If the damage on your heart and lungs wasn’t enough, cigarettes, particularly the nicotine and free radicals contained within each puff, increase your risk of bone fractures. The good news for women smokers in their 40s and 50s is that it’s never too late to butt out! The majority of women who quits smoking in their 50s and 60s, show improved bone density within one year of butting out for good!

7. Cut the Excess Caffeine

Studies show that women who drink too much caffeine—either in coffee, caffeinated teas, sodas, energy drinks, and chocolate are actually more prone to hip fractures as they age.  That’s why nutritionists suggest no more than 300-milligrams of caffeine per day, which equals about 2 cups of coffee (8 ounce cups).

8. Pump Some Iron

Women who lift weights and perform some type of high intensity exercise (i.e., skipping rope, boxing, weight-lifting, soccer, aerobics) all boast higher bone density (by up to 15-percent) compared to women who don’t moderately exercise with resistance training.  Plus, resistance training not only strengthens bones, it improves balance and coordination to prevent trips and falls.

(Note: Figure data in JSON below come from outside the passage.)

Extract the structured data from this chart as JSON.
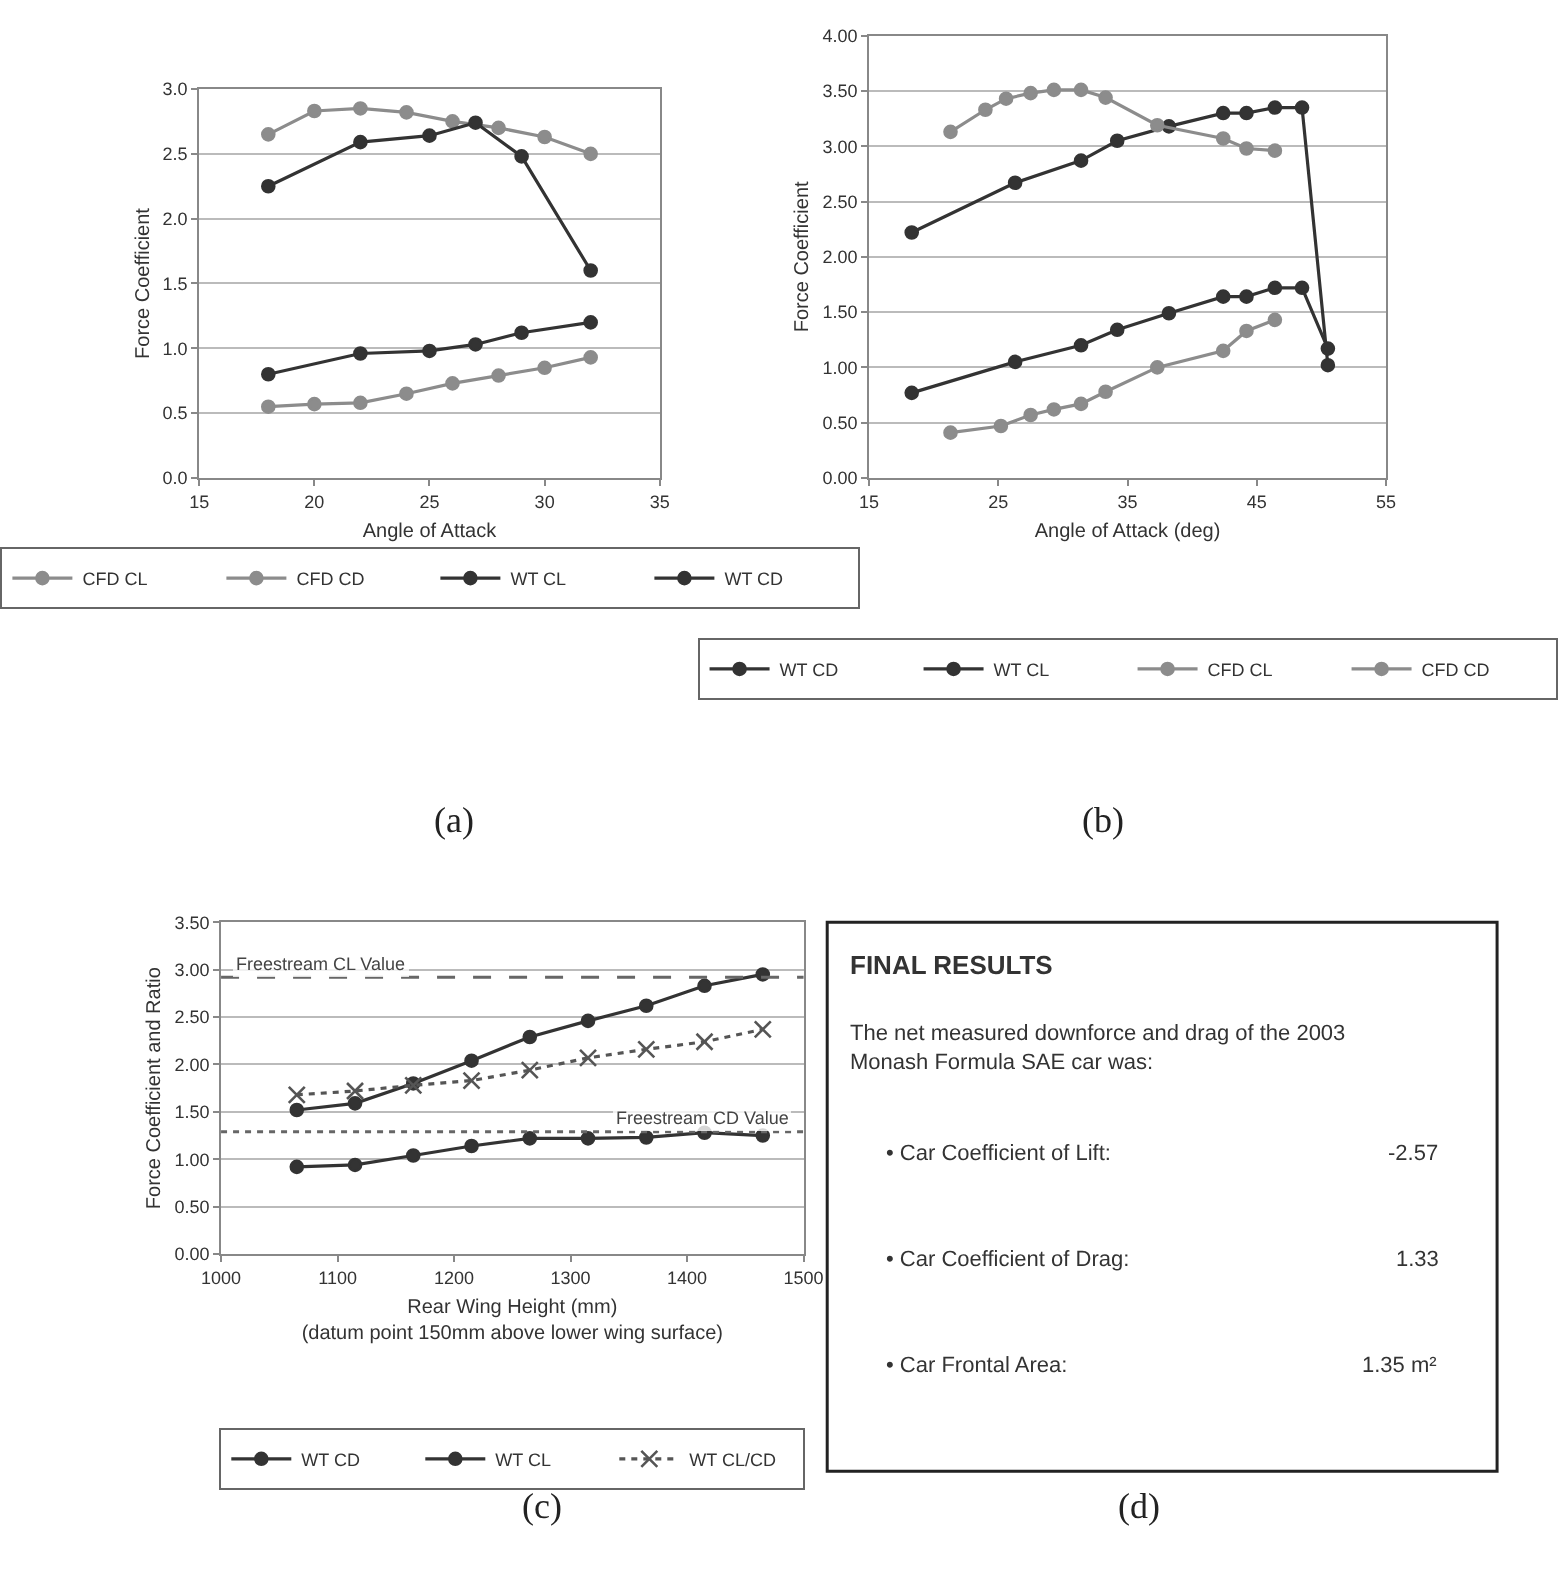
{
  "chart_data": [
    {
      "type": "line",
      "xlabel": "Angle of Attack",
      "ylabel": "Force Coefficient",
      "xlim": [
        15,
        35
      ],
      "xticks": [
        15,
        20,
        25,
        30,
        35
      ],
      "ylim": [
        0,
        3
      ],
      "yticks": [
        {
          "value": 0,
          "label": "0.0"
        },
        {
          "value": 0.5,
          "label": "0.5"
        },
        {
          "value": 1,
          "label": "1.0"
        },
        {
          "value": 1.5,
          "label": "1.5"
        },
        {
          "value": 2,
          "label": "2.0"
        },
        {
          "value": 2.5,
          "label": "2.5"
        },
        {
          "value": 3,
          "label": "3.0"
        }
      ],
      "grid": "y",
      "legend": "bottom",
      "marker": "circle",
      "annotations": [
        "(a)"
      ],
      "series": [
        {
          "name": "CFD CL",
          "color": "#8c8c8c",
          "x": [
            18,
            20,
            22,
            24,
            26,
            28,
            30,
            32
          ],
          "values": [
            2.65,
            2.83,
            2.85,
            2.82,
            2.75,
            2.7,
            2.63,
            2.5
          ]
        },
        {
          "name": "CFD CD",
          "color": "#8c8c8c",
          "x": [
            18,
            20,
            22,
            24,
            26,
            28,
            30,
            32
          ],
          "values": [
            0.55,
            0.57,
            0.58,
            0.65,
            0.73,
            0.79,
            0.85,
            0.93
          ]
        },
        {
          "name": "WT CL",
          "color": "#333333",
          "x": [
            18,
            22,
            25,
            27,
            29,
            32
          ],
          "values": [
            2.25,
            2.59,
            2.64,
            2.74,
            2.48,
            1.6
          ]
        },
        {
          "name": "WT CD",
          "color": "#333333",
          "x": [
            18,
            22,
            25,
            27,
            29,
            32
          ],
          "values": [
            0.8,
            0.96,
            0.98,
            1.03,
            1.12,
            1.2
          ]
        }
      ]
    },
    {
      "type": "line",
      "xlabel": "Angle of Attack (deg)",
      "ylabel": "Force Coefficient",
      "xlim": [
        15,
        55
      ],
      "xticks": [
        15,
        25,
        35,
        45,
        55
      ],
      "ylim": [
        0,
        4
      ],
      "yticks": [
        {
          "value": 0,
          "label": "0.00"
        },
        {
          "value": 0.5,
          "label": "0.50"
        },
        {
          "value": 1,
          "label": "1.00"
        },
        {
          "value": 1.5,
          "label": "1.50"
        },
        {
          "value": 2,
          "label": "2.00"
        },
        {
          "value": 2.5,
          "label": "2.50"
        },
        {
          "value": 3,
          "label": "3.00"
        },
        {
          "value": 3.5,
          "label": "3.50"
        },
        {
          "value": 4,
          "label": "4.00"
        }
      ],
      "grid": "y",
      "legend": "bottom",
      "marker": "circle",
      "annotations": [
        "(b)"
      ],
      "series": [
        {
          "name": "WT CD",
          "color": "#333333",
          "x": [
            18.3,
            26.3,
            31.4,
            34.2,
            38.2,
            42.4,
            44.2,
            46.4,
            48.5,
            50.5
          ],
          "values": [
            0.77,
            1.05,
            1.2,
            1.34,
            1.49,
            1.64,
            1.64,
            1.72,
            1.72,
            1.17
          ]
        },
        {
          "name": "WT CL",
          "color": "#333333",
          "x": [
            18.3,
            26.3,
            31.4,
            34.2,
            38.2,
            42.4,
            44.2,
            46.4,
            48.5,
            50.5
          ],
          "values": [
            2.22,
            2.67,
            2.87,
            3.05,
            3.18,
            3.3,
            3.3,
            3.35,
            3.35,
            1.02
          ]
        },
        {
          "name": "CFD CL",
          "color": "#8c8c8c",
          "x": [
            21.3,
            24.0,
            25.6,
            27.5,
            29.3,
            31.4,
            33.3,
            37.3,
            42.4,
            44.2,
            46.4
          ],
          "values": [
            3.13,
            3.33,
            3.43,
            3.48,
            3.51,
            3.51,
            3.44,
            3.19,
            3.07,
            2.98,
            2.96
          ]
        },
        {
          "name": "CFD CD",
          "color": "#8c8c8c",
          "x": [
            21.3,
            25.2,
            27.5,
            29.3,
            31.4,
            33.3,
            37.3,
            42.4,
            44.2,
            46.4
          ],
          "values": [
            0.41,
            0.47,
            0.57,
            0.62,
            0.67,
            0.78,
            1.0,
            1.15,
            1.33,
            1.43
          ]
        }
      ]
    },
    {
      "type": "line",
      "xlabel": "Rear Wing Height (mm)\n(datum point 150mm above lower wing surface)",
      "ylabel": "Force Coefficient and Ratio",
      "xlim": [
        1000,
        1500
      ],
      "xticks": [
        1000,
        1100,
        1200,
        1300,
        1400,
        1500
      ],
      "ylim": [
        0,
        3.5
      ],
      "yticks": [
        {
          "value": 0,
          "label": "0.00"
        },
        {
          "value": 0.5,
          "label": "0.50"
        },
        {
          "value": 1,
          "label": "1.00"
        },
        {
          "value": 1.5,
          "label": "1.50"
        },
        {
          "value": 2,
          "label": "2.00"
        },
        {
          "value": 2.5,
          "label": "2.50"
        },
        {
          "value": 3,
          "label": "3.00"
        },
        {
          "value": 3.5,
          "label": "3.50"
        }
      ],
      "grid": "y",
      "legend": "bottom",
      "marker": "circle",
      "annotations": [
        "(c)"
      ],
      "ref_lines": [
        {
          "axis": "y",
          "value": 2.92,
          "label": "Freestream CL Value",
          "color": "#666666",
          "line_style": "dashed"
        },
        {
          "axis": "y",
          "value": 1.29,
          "label": "Freestream CD Value",
          "color": "#666666",
          "line_style": "dotted"
        }
      ],
      "series": [
        {
          "name": "WT CD",
          "color": "#333333",
          "x": [
            1065,
            1115,
            1165,
            1215,
            1265,
            1315,
            1365,
            1415,
            1465
          ],
          "values": [
            0.92,
            0.94,
            1.04,
            1.14,
            1.22,
            1.22,
            1.23,
            1.28,
            1.25
          ]
        },
        {
          "name": "WT CL",
          "color": "#333333",
          "x": [
            1065,
            1115,
            1165,
            1215,
            1265,
            1315,
            1365,
            1415,
            1465
          ],
          "values": [
            1.52,
            1.59,
            1.8,
            2.04,
            2.29,
            2.46,
            2.62,
            2.83,
            2.95
          ]
        },
        {
          "name": "WT CL/CD",
          "color": "#555555",
          "marker": "cross",
          "line_style": "dotted",
          "x": [
            1065,
            1115,
            1165,
            1215,
            1265,
            1315,
            1365,
            1415,
            1465
          ],
          "values": [
            1.68,
            1.72,
            1.78,
            1.83,
            1.94,
            2.07,
            2.16,
            2.24,
            2.37
          ]
        }
      ]
    },
    {
      "type": "other",
      "title": "FINAL RESULTS",
      "annotations": [
        "The net measured downforce and drag of the 2003\nMonash Formula SAE car was:",
        "• Car Coefficient of Lift:",
        "-2.57",
        "• Car Coefficient of Drag:",
        "1.33",
        "• Car Frontal Area:",
        "1.35 m²",
        "(d)"
      ]
    }
  ]
}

9. Consume a Diet High in Good Fat

We already know that omega-3 fatty acids and monounsaturated fats are considered among the “heart healthy” fats. However, it turns out they support bone strength as well.  In fact, Greek women who consume a traditional Mediterranean diet (high in olive oil, beans, legumes, fish, and minimal red meat) boast the strongest bone density worldwide!

10. Switch Bone-Damaging Medications

If you take prescription medications—such as selective serotonin reuptake inhibitors (SSRIs) for depression, steroids for asthma, proton pump inhibitors for digestive condition—you could be contributing to weak bones without realizing it. So take control of your health, and talk to your doctor about swapping to a different drug that won’t damage your bones.